Organisation of research data
All modern research means collecting and processing data. As equipment has increased in complexity and computing power has increased, the amount of data collected and its complexity has also increased. In order to do good reproducible research, it is important that the data is treated correctly. If the data is not treated correctly it can result in drawing inappropriate conclusions which does not make good science.
Good practices for data organisation
Keep raw data
The raw data from a measurement should always be kept. While it is possible to reproduce analysis of a raw dataset, it may not be possible to reproduce the original raw data. Keeping the original raw data is important so that others can reproduce the analysis that you have done.
Ensure data are backed up
Data should be backed up, preferably in more than one location. Where possible, use university networked research data storage/Dropbox as this is much more robust than USB hard disks.
Use version control
For any text based documents such as papers or code, use version control tools to keep a single versioned copy. This reduces the chances of losing vital work and allows easy collaboration with other people.
Further reading:
This is a summary of the points covered in the paper Good enough practices in scientific computing
Use of Dropbox to manage your research data
All LightForm students have Dropbox folders set up which are shared with their supervisor. This should be the primary location used for storage of research data and analysis. We have set up folders with specific purposes.
Writing Folder
What you need to save in the Writing Folder – any of the following:
- Experimental reports
- Literature reviews
- Transfer reports
- Manuscripts
- Any other writing: notes, snippets etc.
How writing should be saved
Each piece of writing should have its own subfolder – the subfolder should be given an appropriate descriptive title, which identifies the content – for example:
Example subfolder title: “Year 1 transfer report” Example subfolder title: “Starting material characterisation report”
The idea is that anyone can look at the titles of the folders and make a good guess about the contents. This shared folder makes it easier to write collaboratively.
Presentations Folder
What you need to save in the Presentations Folder – any of the following:
- All presentation (PowerPoint) files
- Posters
- Progress updates (with industrial sponsor for example)
- Any other slide based files
How presentations should be saved:
Each presentation will have its own subfolder – subfolders should be given an appropriate descriptive title which includes the event title and date – for example:
Example subfolder title: “PowerPoint Industrial sponsor update 05.02.19”
Literature Folder
What you need to save in the Literature Folder – any of the following:
- Literature you have read and used in your research:
- Publications
- Journals
- Papers
- Reports
How literature should be saved:
It is a good idea to use a bibliography reference manager tool for example Zotero, Endnote, Mendeley, in order to reference articles relevant to your project.
You can either point your reference manager to this folder for saving the reference database or export your database as a Bibtex file to here.
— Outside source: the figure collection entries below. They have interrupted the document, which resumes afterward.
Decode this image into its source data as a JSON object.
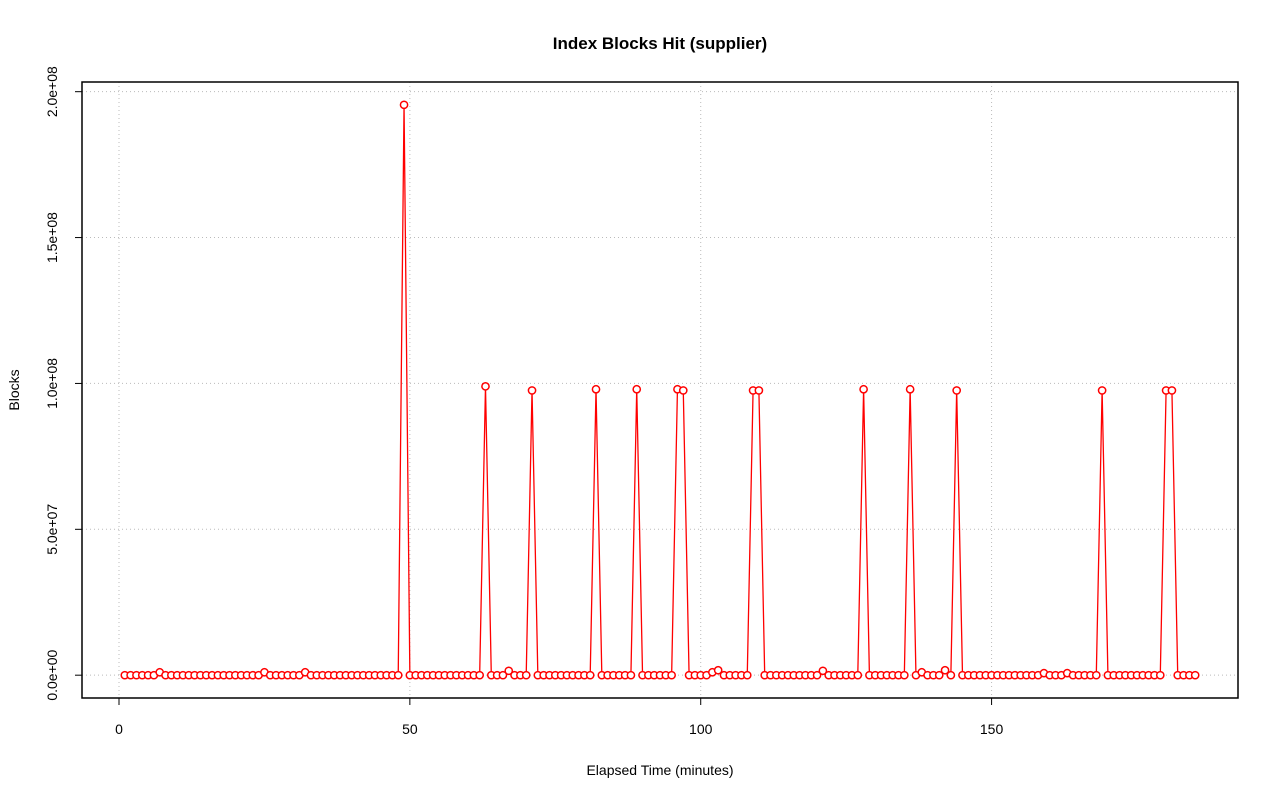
{
  "chart_data": {
    "type": "line",
    "title": "Index Blocks Hit (supplier)",
    "x_label": "Elapsed Time (minutes)",
    "y_label": "Blocks",
    "x": [
      1,
      2,
      3,
      4,
      5,
      6,
      7,
      8,
      9,
      10,
      11,
      12,
      13,
      14,
      15,
      16,
      17,
      18,
      19,
      20,
      21,
      22,
      23,
      24,
      25,
      26,
      27,
      28,
      29,
      30,
      31,
      32,
      33,
      34,
      35,
      36,
      37,
      38,
      39,
      40,
      41,
      42,
      43,
      44,
      45,
      46,
      47,
      48,
      49,
      50,
      51,
      52,
      53,
      54,
      55,
      56,
      57,
      58,
      59,
      60,
      61,
      62,
      63,
      64,
      65,
      66,
      67,
      68,
      69,
      70,
      71,
      72,
      73,
      74,
      75,
      76,
      77,
      78,
      79,
      80,
      81,
      82,
      83,
      84,
      85,
      86,
      87,
      88,
      89,
      90,
      91,
      92,
      93,
      94,
      95,
      96,
      97,
      98,
      99,
      100,
      101,
      102,
      103,
      104,
      105,
      106,
      107,
      108,
      109,
      110,
      111,
      112,
      113,
      114,
      115,
      116,
      117,
      118,
      119,
      120,
      121,
      122,
      123,
      124,
      125,
      126,
      127,
      128,
      129,
      130,
      131,
      132,
      133,
      134,
      135,
      136,
      137,
      138,
      139,
      140,
      141,
      142,
      143,
      144,
      145,
      146,
      147,
      148,
      149,
      150,
      151,
      152,
      153,
      154,
      155,
      156,
      157,
      158,
      159,
      160,
      161,
      162,
      163,
      164,
      165,
      166,
      167,
      168,
      169,
      170,
      171,
      172,
      173,
      174,
      175,
      176,
      177,
      178,
      179,
      180,
      181,
      182,
      183,
      184,
      185
    ],
    "series": [
      {
        "name": "supplier",
        "color": "#ff0000",
        "values": [
          0,
          0,
          0,
          0,
          0,
          0,
          1000000,
          0,
          0,
          0,
          0,
          0,
          0,
          0,
          0,
          0,
          0,
          0,
          0,
          0,
          0,
          0,
          0,
          0,
          1000000,
          0,
          0,
          0,
          0,
          0,
          0,
          1000000,
          0,
          0,
          0,
          0,
          0,
          0,
          0,
          0,
          0,
          0,
          0,
          0,
          0,
          0,
          0,
          0,
          195500000,
          0,
          0,
          0,
          0,
          0,
          0,
          0,
          0,
          0,
          0,
          0,
          0,
          0,
          99000000,
          0,
          0,
          0,
          1500000,
          0,
          0,
          0,
          97600000,
          0,
          0,
          0,
          0,
          0,
          0,
          0,
          0,
          0,
          0,
          98000000,
          0,
          0,
          0,
          0,
          0,
          0,
          98000000,
          0,
          0,
          0,
          0,
          0,
          0,
          98000000,
          97600000,
          0,
          0,
          0,
          0,
          1000000,
          1700000,
          0,
          0,
          0,
          0,
          0,
          97600000,
          97600000,
          0,
          0,
          0,
          0,
          0,
          0,
          0,
          0,
          0,
          0,
          1500000,
          0,
          0,
          0,
          0,
          0,
          0,
          98000000,
          0,
          0,
          0,
          0,
          0,
          0,
          0,
          98000000,
          0,
          1000000,
          0,
          0,
          0,
          1700000,
          0,
          97600000,
          0,
          0,
          0,
          0,
          0,
          0,
          0,
          0,
          0,
          0,
          0,
          0,
          0,
          0,
          700000,
          0,
          0,
          0,
          700000,
          0,
          0,
          0,
          0,
          0,
          97600000,
          0,
          0,
          0,
          0,
          0,
          0,
          0,
          0,
          0,
          0,
          97600000,
          97600000,
          0,
          0,
          0,
          0
        ]
      }
    ],
    "xlim": [
      -6.36,
      192.36
    ],
    "ylim": [
      -7820000,
      203320000
    ],
    "xticks": [
      0,
      50,
      100,
      150
    ],
    "yticks": [
      {
        "value": 0,
        "label": "0.0e+00"
      },
      {
        "value": 50000000,
        "label": "5.0e+07"
      },
      {
        "value": 100000000,
        "label": "1.0e+08"
      },
      {
        "value": 150000000,
        "label": "1.5e+08"
      },
      {
        "value": 200000000,
        "label": "2.0e+08"
      }
    ],
    "grid": true
  }
}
You can also store PDF files here if you wish (some articles, papers are not available online). If you do not already use a reference manager tool, speak to your supervisor for further guidance.
It’s important to have a good shared record of the literature you use, so that writing and collaborating with others (including your supervisor) is easy.
Experiments Folder
What you need to save in the Experiments Folder:
- All raw data
- Analysis
How Experiments should be saved:
In the Experiments Folder you will have an individual folder for each experiment.
Name this appropriately, describing the data type/experiment and if relevant the date:
Example experiment folder title : “Starting material optical metallography October 2019” Example experiment folder title: “Synchrotron experiment December 2020”
Then within each individual experiment folder, you will have a further 2 sub-subfolders:
Sub-subfolder 1: Data
All raw data relating to the individual experiment – there should be no data analysis presented or stored in the Raw Data subfolder.
This is the data that will be used for updating to the repository on publication/thesis completion. When completed, the experimental data can be uploaded to ZENODO.
You experimental data files should also be named sensibly. See guidelines on the template for your experiment.
Sub-subfolder 2: Analysis
Analysis should contain files with the analysis of the data: Excel Spreadsheets, Python Scripts, Matlab Scripts etc.
Analysis should if possible link directly to the data in the Data sub-subfolder. Alternatively (e.g. with spreadsheets) you should make a copy for analysis purposes. Do not analyse data in the Data folder.
Subfolders within Analysis should be given an appropriate descriptive title. Include an abbreviation of the analysis title and date.
Progress Summary Folder
What you need to save in the Progress Summary Folder:
- “Progress Summary Spreadsheet” in which you detail your month by month progression
The Progress Summary Spreadsheet enables the Project Manager to see at a glance, progress to date and will be discussed at your supervision meetings. You will have only one Progress Summary sheet which you update on a month by month basis.
Please note: You will also use the Progress Summary sheet to update the team on progress at monthly theme meetings.